Deise Benedito afirma que a pandemia de Covid-19 veio escancarar ainda mais as mazelas do sistema penitenciário brasileiro, que convive com superlotação e condições de permanência degradantes para os detentos.
Afirmando que 6% da população carcerária em todo País é composta por jovens negros, com idade entre 18 e 25 anos, ela comparou as celas dos presídios aos navios negreiros da época da escravidão.
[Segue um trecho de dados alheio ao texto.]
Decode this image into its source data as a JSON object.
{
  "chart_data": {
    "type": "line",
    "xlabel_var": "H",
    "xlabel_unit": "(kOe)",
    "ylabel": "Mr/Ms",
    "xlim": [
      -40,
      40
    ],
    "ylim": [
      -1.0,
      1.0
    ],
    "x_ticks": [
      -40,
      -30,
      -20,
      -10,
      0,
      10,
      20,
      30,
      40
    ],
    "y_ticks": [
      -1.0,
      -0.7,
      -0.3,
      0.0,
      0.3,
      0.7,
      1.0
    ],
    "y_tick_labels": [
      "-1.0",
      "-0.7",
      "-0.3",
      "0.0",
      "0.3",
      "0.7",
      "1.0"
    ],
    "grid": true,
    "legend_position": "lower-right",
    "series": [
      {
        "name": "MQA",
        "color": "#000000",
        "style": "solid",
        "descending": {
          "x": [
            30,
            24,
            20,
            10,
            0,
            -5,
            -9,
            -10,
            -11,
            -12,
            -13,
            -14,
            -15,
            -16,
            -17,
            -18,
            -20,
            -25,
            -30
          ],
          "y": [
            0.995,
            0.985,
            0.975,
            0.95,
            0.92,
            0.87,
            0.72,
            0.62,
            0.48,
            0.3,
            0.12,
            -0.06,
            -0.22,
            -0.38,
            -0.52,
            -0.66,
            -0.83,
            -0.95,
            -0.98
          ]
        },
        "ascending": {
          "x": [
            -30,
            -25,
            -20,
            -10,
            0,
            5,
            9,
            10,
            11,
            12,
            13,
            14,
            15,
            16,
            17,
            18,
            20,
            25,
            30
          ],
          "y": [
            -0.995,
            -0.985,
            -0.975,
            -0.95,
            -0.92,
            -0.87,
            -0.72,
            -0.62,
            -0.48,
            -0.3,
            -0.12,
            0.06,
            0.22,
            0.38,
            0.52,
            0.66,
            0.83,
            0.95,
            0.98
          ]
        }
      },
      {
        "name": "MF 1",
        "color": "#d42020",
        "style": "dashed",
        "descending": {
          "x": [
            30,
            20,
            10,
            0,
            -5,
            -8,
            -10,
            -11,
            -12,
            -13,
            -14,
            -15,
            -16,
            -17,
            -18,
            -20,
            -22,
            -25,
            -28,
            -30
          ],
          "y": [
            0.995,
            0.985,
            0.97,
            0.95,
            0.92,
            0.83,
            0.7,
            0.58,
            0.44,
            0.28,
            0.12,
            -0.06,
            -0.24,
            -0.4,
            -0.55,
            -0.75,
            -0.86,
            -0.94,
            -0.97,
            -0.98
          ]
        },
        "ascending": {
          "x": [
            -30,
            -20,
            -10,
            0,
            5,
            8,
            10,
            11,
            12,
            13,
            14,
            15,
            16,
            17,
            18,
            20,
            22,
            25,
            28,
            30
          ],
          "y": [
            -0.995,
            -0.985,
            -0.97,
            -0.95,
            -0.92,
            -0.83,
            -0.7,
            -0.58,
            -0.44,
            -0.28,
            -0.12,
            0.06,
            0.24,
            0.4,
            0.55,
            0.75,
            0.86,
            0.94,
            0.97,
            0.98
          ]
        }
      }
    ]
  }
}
Para os defensores públicos Maxnei Gonzaga e Rômulo Luis Veloso, que atuam na comarca de Betim (RMBH), estaria havendo violação de direitos com as novas regras de visitação. Um dos erros apontados por Rômulo Veloso seria a proibição de visitas de pessoas vindas de outros Estados.
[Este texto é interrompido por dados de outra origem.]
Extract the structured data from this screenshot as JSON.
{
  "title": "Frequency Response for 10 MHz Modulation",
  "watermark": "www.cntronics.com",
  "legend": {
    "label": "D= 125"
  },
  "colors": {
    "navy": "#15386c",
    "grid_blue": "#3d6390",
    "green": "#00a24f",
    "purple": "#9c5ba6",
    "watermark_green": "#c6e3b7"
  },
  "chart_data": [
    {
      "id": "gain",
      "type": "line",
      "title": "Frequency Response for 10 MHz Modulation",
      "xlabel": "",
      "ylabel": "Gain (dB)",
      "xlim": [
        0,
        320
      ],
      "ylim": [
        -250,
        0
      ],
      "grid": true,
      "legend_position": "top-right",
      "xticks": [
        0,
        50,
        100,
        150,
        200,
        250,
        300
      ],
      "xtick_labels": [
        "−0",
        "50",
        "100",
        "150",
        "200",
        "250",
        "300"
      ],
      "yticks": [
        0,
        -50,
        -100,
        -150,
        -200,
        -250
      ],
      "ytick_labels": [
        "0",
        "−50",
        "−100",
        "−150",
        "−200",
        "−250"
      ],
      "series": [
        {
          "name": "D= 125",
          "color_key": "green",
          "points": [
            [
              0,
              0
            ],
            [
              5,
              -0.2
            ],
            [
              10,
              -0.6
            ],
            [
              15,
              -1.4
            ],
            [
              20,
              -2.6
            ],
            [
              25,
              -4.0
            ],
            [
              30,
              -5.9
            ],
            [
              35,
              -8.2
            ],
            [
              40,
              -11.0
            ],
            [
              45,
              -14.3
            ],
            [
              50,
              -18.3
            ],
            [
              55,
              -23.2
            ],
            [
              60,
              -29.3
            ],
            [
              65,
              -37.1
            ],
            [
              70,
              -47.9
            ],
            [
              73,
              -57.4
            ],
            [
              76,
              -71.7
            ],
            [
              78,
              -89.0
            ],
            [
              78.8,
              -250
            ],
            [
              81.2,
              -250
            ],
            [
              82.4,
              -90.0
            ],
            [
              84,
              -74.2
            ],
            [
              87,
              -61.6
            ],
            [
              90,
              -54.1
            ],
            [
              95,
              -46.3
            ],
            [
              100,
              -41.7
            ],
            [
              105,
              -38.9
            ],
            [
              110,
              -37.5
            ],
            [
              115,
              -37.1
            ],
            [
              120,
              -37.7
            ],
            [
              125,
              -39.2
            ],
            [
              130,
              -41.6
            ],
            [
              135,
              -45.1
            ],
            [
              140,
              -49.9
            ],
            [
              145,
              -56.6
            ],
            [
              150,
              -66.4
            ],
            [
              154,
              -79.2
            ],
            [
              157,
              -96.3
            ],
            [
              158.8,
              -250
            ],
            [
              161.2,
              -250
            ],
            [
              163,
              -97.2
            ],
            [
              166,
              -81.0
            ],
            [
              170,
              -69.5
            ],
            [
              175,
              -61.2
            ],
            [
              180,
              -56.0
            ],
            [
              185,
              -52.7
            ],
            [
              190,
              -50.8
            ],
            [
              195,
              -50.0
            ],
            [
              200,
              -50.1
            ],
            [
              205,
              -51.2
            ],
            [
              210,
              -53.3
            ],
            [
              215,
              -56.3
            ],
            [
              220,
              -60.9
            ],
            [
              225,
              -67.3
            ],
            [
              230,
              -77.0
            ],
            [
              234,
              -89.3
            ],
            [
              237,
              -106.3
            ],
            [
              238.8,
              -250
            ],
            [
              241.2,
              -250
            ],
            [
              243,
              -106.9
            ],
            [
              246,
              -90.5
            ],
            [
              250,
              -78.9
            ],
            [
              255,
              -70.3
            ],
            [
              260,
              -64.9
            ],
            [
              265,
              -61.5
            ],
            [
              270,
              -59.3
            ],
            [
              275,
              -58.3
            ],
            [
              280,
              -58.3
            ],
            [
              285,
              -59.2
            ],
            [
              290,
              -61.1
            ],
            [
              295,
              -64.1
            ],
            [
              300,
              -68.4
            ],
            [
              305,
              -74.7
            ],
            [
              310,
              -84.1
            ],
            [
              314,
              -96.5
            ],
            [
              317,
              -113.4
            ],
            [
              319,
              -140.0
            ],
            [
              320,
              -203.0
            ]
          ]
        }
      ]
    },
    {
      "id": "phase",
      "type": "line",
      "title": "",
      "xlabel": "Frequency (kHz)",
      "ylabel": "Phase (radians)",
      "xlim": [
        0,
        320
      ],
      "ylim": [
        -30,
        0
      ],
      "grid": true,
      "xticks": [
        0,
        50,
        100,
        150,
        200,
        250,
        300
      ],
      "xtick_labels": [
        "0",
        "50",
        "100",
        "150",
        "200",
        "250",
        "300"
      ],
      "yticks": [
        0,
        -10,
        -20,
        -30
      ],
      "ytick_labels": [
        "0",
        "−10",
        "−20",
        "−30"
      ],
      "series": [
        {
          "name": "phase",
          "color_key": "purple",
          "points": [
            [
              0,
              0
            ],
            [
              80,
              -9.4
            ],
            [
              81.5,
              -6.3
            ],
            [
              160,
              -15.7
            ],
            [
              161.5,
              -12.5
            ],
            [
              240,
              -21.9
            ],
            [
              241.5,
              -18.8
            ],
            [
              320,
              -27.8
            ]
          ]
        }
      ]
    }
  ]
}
“Se em nenhum momento houve proibição da entrada de ônibus vindos de outros Estados em Minas, por exemplo, por que essas pessoas não podem entrar nos presídios para visitar um parente detido?”, indagou.
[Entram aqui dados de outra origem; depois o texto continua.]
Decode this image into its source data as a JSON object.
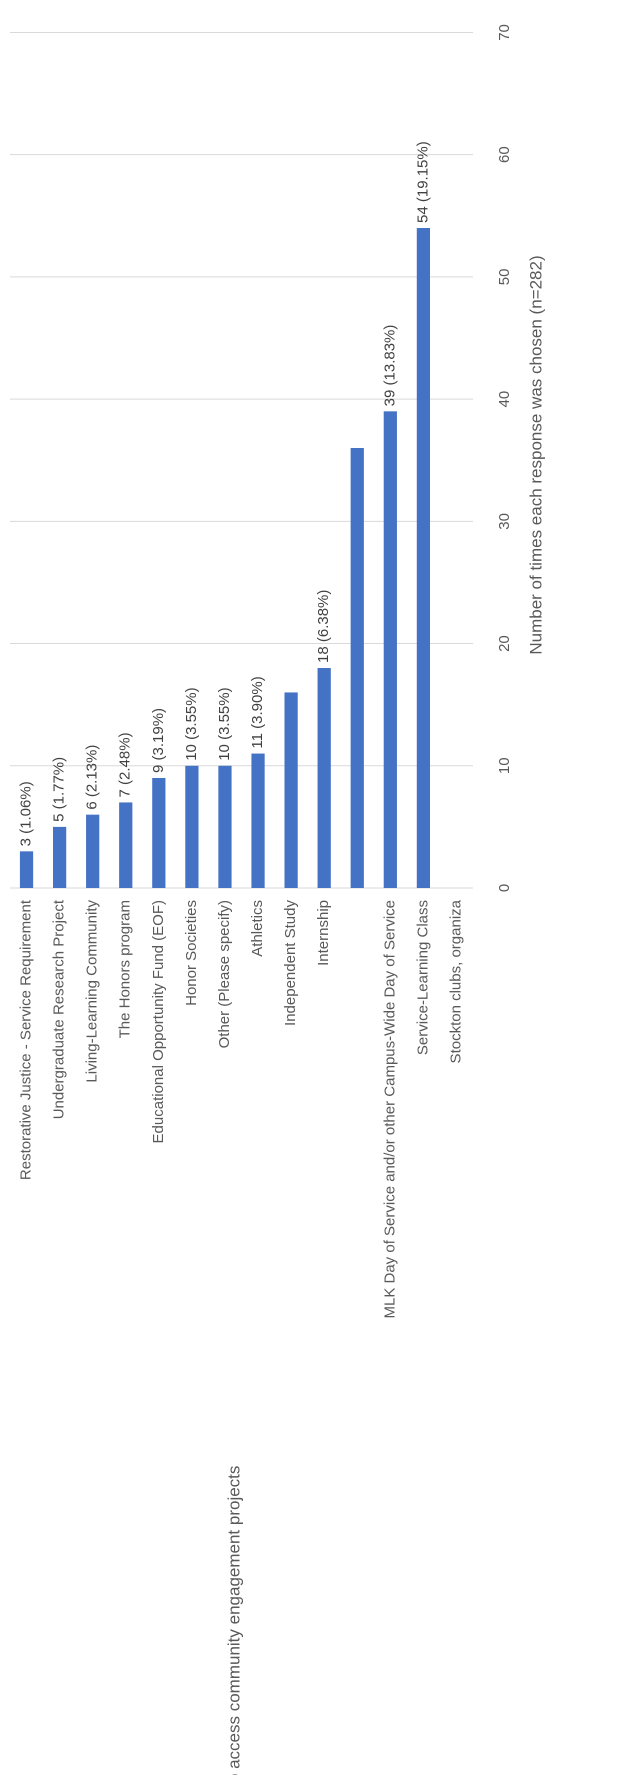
{
  "chart_data": {
    "type": "bar",
    "orientation": "horizontal",
    "x_label": "Number of times each response was chosen (n=282)",
    "y_label": "Ways to access community engagement projects",
    "categories": [
      "Restorative Justice - Service Requirement",
      "Undergraduate Research Project",
      "Living-Learning Community",
      "The Honors program",
      "Educational Opportunity Fund (EOF)",
      "Honor Societies",
      "Other (Please specify)",
      "Athletics",
      "Independent Study",
      "Internship",
      null,
      "MLK Day of Service and/or other Campus-Wide Day of Service",
      "Service-Learning Class",
      "Stockton clubs, organiza"
    ],
    "values": [
      3,
      5,
      6,
      7,
      9,
      10,
      10,
      11,
      16,
      18,
      36,
      39,
      54,
      null
    ],
    "value_labels": [
      "3 (1.06%)",
      "5 (1.77%)",
      "6 (2.13%)",
      "7 (2.48%)",
      "9 (3.19%)",
      "10 (3.55%)",
      "10 (3.55%)",
      "11 (3.90%)",
      null,
      "18 (6.38%)",
      null,
      "39 (13.83%)",
      "54 (19.15%)",
      null
    ],
    "color": "#4472c4",
    "xlim": [
      0,
      72
    ],
    "xticks": [
      0,
      10,
      20,
      30,
      40,
      50,
      60,
      70
    ],
    "grid": true
  }
}
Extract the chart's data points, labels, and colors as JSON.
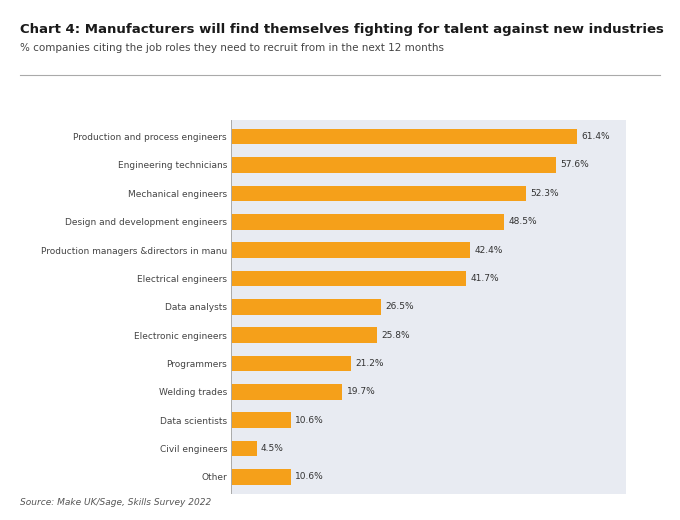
{
  "title": "Chart 4: Manufacturers will find themselves fighting for talent against new industries",
  "subtitle": "% companies citing the job roles they need to recruit from in the next 12 months",
  "source": "Source: Make UK/Sage, Skills Survey 2022",
  "categories": [
    "Other",
    "Civil engineers",
    "Data scientists",
    "Welding trades",
    "Programmers",
    "Electronic engineers",
    "Data analysts",
    "Electrical engineers",
    "Production managers &directors in manu",
    "Design and development engineers",
    "Mechanical engineers",
    "Engineering technicians",
    "Production and process engineers"
  ],
  "values": [
    10.6,
    4.5,
    10.6,
    19.7,
    21.2,
    25.8,
    26.5,
    41.7,
    42.4,
    48.5,
    52.3,
    57.6,
    61.4
  ],
  "bar_color": "#F5A01A",
  "outer_bg": "#FFFFFF",
  "inner_bg": "#E8EBF2",
  "title_fontsize": 9.5,
  "subtitle_fontsize": 7.5,
  "label_fontsize": 6.5,
  "value_fontsize": 6.5,
  "source_fontsize": 6.5,
  "xlim": [
    0,
    70
  ]
}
A defensora que representou a Defensoria Pública de Minas Gerais, Emilia Eunilce Alcaraz Castilho, no entanto, considerou que a portaria traz regras que são transitórias, e que a ideia, no momento em que os órgãos assinaram a medida, era avançar com os protocolos à medida que as condições sanitárias permitissem. Uma das possibilidades, segundo ela, é que o tempo de 20 minutos seja ampliado nas unidades prisionais com menor número de detentos.
Já a presidente da Associação de Amigos e Familiares de Pessoas em Privação de Liberdade, Maria Teresa dos Santos, fez várias críticas às novas regras e afirmou que são inúmeras as denúncias de maus-tratos dentro dos presídios, no período em que as visitas estiveram totalmente suspensas. Também disse que os presos estariam recebendo “comida azeda”. Com as frases “ser família de preso não é crime” e “vidas presas importam”, Maria Tereza resumiu seu posicionamento.
Marmitas
O secretário-adjunto Gustavo Tostes garantiu que, sempre que o Poder Executivo toma ciência da oferta de refeições contaminadas ou estragadas, as empresas responsáveis são punidas, e são realizadas novas contratações.
No entanto, as irregularidades seriam pontuais, de acordo com Gustavo Tostes, em um universo de mais de 250 mil refeições servidas diariamente a detentos e agentes prisionais e socioeducativos do Estado.